Roderick went into a bar to consider this with greater care. If he were being followed, it would not be thought improbable for him to ease the tension with a whiskey or two.
The letter had to be from Harry Dorman. As he drank, Roderick became more and more convinced of it. Bessy could be trusted to obey orders, but Dorman had a rebellious streak. It was like him to risk the whole enterprise for a piece of foolishness. Assuming, always, that it was foolishness. What did the letter say? What could Harry Dorman possibly have to tell him that could not wait until tomorrow? Nothing. Unless ...
'He wouldn't dare,' Roderick said aloud.
Unless the bastard was planning a double-cross. Unless he was asking for more money. Roderick could just imagine what the letter would be like. 'Dear Roderick,' it would begin— though Harry, who hadn't graduated grade school, would probably find some way to misspell his name. 'Dear Rodorik, I don't like getting only $150,000 for my share of the work, when it's me and Bessy and Bittle who do all the work. I think we should get haff. Yours truly, Harry.'
That son of a bitch! That greedy bastard! He thought he had Roderick in a position where he couldn't refuse. He knew that he couldn't go to the police. It was the same as blackmail. It was blackmail.
'Damn,' Roderick said aloud. 'Damn!'
'Watch it, mister,' the bartender said. 'That's how you get heart attacks.'
His hands trembled as he lifted the water glass to his lips. He felt almost dizzy with the effort of repressing his righteous indignation.
Blackmail: the word brought back visions of pimply-faced Donald Bogan, that other son of a bitch, the king of them all.
Christ, how Roderick would have liked to get hold of him again! So long ago, so many years, and yet the hatred he bore him was still as tangible and immediately as a band of hot iron about his brow. Bogan had never been one to be satisfied with his share either. He had squeezed Roderick until he was bloodless: first, the bribe he'd demanded before he could get into Kappa Kappa Kappa; then the little rake-offs from Roderick's commissions from the bootleggers and cathouses he worked with; eventually Bogan even demanded a cut of his meagre allowance. In dollars and cents Bogan's squeeze had never amounted to much, not the way Roderick looked at things today, but then it had been the world.

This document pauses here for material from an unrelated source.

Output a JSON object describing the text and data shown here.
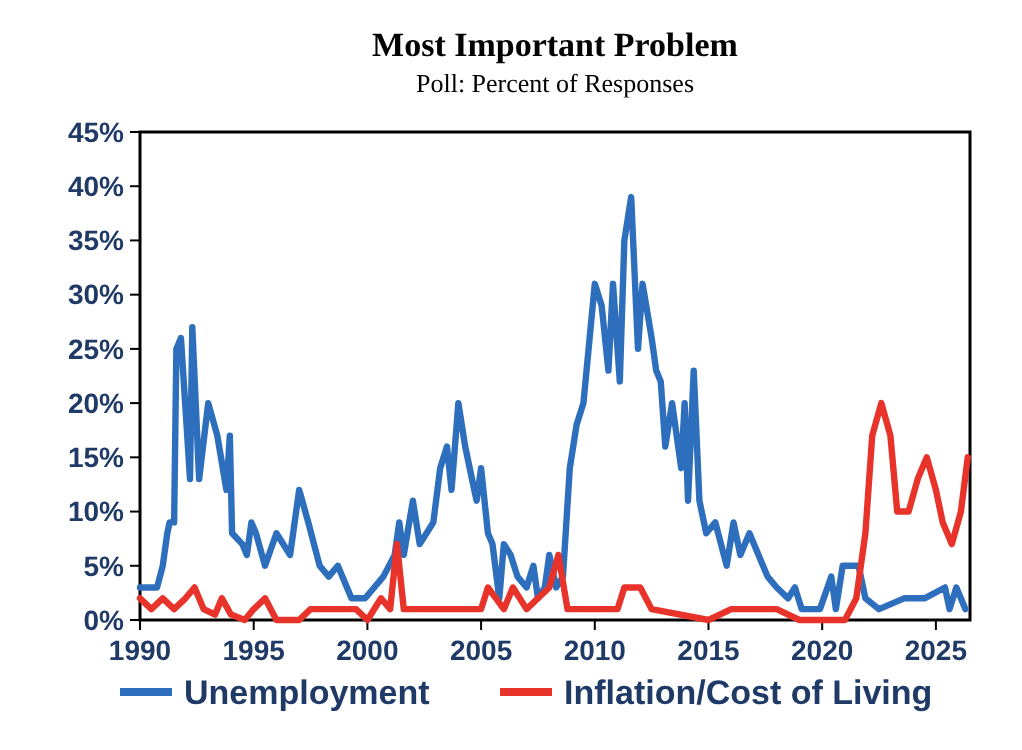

And it had been Bogan, he must not forget that he would never forget, nobody but Bogan, who had ended Roderick's law career before it had had a proper chance to begin.

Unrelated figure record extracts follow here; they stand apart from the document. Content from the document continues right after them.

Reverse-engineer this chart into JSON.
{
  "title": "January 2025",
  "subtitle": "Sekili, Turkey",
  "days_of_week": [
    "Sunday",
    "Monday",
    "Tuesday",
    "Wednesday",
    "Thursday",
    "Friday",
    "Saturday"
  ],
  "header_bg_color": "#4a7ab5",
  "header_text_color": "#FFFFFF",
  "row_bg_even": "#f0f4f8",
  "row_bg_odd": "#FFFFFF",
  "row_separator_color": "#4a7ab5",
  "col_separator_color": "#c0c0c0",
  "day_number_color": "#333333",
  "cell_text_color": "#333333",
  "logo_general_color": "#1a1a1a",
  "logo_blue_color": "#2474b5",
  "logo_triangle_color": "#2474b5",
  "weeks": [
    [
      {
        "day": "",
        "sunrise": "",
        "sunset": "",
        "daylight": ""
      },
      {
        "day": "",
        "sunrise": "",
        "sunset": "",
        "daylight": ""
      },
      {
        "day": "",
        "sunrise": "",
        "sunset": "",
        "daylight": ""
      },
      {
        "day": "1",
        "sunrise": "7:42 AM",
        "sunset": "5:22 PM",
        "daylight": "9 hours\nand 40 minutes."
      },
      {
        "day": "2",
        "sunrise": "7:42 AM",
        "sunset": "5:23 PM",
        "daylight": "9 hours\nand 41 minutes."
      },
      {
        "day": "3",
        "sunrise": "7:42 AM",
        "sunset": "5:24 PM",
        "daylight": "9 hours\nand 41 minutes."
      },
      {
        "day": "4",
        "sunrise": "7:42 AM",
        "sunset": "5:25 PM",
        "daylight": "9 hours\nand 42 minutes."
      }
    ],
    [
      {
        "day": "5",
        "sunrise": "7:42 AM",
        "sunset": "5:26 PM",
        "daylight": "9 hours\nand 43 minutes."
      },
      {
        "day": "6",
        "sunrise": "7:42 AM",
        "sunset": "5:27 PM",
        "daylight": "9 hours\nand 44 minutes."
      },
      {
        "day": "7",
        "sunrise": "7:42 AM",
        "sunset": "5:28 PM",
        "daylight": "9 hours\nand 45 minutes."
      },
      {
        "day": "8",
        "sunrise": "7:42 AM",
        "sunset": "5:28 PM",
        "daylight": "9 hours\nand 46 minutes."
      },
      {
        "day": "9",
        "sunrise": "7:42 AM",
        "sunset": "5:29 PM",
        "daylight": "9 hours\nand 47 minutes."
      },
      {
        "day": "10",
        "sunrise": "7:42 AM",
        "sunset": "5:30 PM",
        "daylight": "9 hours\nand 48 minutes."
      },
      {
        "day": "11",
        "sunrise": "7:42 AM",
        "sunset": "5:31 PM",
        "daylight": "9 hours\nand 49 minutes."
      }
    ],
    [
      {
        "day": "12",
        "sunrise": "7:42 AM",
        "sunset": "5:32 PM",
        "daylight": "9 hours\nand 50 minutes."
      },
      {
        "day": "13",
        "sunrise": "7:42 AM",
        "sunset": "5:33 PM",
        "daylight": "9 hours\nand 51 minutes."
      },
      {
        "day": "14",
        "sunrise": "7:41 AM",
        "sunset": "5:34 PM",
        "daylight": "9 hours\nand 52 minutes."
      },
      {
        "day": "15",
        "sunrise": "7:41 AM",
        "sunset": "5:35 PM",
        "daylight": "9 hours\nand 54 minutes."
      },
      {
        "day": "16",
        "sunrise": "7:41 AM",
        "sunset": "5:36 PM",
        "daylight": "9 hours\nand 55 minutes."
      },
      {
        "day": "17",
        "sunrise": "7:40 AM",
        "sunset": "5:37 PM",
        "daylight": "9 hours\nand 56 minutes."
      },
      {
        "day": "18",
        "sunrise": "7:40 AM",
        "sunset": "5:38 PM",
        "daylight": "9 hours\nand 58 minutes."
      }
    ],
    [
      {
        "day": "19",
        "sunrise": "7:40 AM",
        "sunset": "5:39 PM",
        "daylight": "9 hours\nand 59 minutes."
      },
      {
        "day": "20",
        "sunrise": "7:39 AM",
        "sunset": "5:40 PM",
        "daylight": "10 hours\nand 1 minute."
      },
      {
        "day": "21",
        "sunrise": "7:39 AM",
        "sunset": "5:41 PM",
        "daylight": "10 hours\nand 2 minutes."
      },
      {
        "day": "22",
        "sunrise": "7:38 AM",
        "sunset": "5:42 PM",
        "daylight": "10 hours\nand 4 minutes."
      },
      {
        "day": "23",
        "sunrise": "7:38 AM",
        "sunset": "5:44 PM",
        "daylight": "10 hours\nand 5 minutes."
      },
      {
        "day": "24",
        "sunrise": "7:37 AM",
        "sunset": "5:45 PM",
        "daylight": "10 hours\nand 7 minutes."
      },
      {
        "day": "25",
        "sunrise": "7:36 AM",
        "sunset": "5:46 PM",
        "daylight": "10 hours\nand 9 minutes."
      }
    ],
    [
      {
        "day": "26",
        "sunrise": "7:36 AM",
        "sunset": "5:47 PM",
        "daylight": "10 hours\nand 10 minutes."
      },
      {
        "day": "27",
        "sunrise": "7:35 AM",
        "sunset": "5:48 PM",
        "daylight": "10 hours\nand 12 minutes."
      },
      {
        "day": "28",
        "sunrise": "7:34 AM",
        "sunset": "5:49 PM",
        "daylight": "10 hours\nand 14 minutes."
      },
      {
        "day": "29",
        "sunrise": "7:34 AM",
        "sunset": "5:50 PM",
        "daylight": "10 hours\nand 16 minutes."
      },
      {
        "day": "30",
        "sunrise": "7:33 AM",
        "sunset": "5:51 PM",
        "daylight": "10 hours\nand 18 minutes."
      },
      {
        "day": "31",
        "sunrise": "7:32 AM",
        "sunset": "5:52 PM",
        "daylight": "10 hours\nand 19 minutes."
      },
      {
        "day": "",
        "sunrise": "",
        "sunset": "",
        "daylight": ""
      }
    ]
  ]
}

Yes, Bogan and Harry Dorman were two of a kind, but this time Roderick had his past experience to profit from. If Harry was now allowed a chance to double-cross him, if he were to meet an untimely end... (Though whose end; really, could be timelier?) He had pronounced the words himself that sentenced him now: 'My mistake was not rubbing out that sonofabitch stool pigeon before he went to the police.' Or, Roderick might amend, before he was caught by them.

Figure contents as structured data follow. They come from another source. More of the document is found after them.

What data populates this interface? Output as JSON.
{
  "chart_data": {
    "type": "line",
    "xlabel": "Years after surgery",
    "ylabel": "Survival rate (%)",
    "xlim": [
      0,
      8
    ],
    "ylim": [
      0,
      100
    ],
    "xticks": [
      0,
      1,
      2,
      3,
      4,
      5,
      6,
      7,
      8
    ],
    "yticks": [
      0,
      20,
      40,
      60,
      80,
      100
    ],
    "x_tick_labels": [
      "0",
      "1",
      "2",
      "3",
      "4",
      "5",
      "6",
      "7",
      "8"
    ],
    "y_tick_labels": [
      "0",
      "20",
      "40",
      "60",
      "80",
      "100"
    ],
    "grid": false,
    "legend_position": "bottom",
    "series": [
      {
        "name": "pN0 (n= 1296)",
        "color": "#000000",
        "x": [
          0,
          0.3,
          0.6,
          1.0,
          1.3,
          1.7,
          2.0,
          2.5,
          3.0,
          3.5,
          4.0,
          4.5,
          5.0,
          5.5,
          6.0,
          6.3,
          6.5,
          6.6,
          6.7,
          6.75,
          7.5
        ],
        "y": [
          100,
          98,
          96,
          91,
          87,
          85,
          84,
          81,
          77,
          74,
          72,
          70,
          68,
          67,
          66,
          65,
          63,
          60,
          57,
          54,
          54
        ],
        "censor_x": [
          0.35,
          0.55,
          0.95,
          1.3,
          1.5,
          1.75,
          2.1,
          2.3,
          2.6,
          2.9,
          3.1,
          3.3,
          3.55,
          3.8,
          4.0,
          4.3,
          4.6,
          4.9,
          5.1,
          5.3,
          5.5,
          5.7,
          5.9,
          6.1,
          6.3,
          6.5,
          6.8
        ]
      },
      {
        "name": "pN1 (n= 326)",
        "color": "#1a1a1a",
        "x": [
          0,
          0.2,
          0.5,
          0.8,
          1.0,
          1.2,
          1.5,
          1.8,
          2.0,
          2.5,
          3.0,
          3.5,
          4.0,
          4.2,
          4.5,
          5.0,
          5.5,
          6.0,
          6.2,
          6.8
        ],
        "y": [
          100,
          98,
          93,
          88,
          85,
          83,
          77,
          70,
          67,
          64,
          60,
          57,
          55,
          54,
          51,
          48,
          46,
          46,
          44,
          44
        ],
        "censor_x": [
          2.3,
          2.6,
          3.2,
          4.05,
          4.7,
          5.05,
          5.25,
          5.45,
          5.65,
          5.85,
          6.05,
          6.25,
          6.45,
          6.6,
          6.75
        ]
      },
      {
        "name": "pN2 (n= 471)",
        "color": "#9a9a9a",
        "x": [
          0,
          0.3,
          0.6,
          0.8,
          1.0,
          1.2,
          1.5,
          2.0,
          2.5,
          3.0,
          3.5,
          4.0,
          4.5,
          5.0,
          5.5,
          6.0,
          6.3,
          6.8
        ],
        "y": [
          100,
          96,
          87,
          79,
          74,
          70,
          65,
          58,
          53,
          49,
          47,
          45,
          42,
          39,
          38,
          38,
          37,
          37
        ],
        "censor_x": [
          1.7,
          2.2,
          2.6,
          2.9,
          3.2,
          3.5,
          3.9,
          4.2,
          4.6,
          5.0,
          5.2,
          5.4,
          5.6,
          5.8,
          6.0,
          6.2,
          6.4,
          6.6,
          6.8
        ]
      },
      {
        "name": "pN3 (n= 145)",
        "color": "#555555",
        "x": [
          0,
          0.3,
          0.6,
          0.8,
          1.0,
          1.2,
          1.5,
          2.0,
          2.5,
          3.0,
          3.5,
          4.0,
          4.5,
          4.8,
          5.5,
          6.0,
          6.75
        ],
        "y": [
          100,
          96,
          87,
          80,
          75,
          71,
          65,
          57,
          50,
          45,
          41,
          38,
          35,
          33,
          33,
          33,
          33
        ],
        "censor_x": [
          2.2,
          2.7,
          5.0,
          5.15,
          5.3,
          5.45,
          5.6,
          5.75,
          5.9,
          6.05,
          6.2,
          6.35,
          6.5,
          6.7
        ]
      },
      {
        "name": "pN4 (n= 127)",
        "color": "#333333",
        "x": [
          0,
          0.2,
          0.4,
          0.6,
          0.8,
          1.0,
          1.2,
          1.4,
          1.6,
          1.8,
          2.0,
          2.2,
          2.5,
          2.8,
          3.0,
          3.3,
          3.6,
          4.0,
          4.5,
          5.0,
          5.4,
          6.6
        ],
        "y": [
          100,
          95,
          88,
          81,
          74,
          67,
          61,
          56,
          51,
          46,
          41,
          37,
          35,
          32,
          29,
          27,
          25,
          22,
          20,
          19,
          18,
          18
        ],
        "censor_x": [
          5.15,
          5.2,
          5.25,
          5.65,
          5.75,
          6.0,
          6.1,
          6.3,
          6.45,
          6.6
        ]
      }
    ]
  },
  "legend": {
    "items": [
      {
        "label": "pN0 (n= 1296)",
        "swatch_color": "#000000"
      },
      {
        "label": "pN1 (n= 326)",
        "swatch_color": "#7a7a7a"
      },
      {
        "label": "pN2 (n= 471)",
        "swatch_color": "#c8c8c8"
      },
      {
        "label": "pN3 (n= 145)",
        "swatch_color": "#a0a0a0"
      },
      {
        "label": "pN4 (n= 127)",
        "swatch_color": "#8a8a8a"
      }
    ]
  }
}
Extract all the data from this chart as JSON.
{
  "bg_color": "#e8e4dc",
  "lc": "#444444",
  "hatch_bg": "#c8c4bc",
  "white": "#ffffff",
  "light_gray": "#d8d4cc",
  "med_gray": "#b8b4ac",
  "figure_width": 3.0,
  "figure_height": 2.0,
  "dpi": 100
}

There was, in the bottom of Roderick's dresser drawer, a gun, an unregistered war souvenir he'd bought as a young man. He had never had occasion to use it, though a few rounds of ammunition had come with it. Thinking about that gun helped to ease the tense muscles of his neck and shoulders, and his face assumed a more usual hue—a transformation that the bartender, observing it from the other end of the bar, regarded with approval.
Back at the post office on that same Monday, 2nd of July, the clerk was still busy filling out notices to box renters, reminding them that the rent for the third quarter of the year had come due. Box rental was something nobody seemed to remember—probably because it only came up four times a year. By noon almost every box in the building had a notice in it.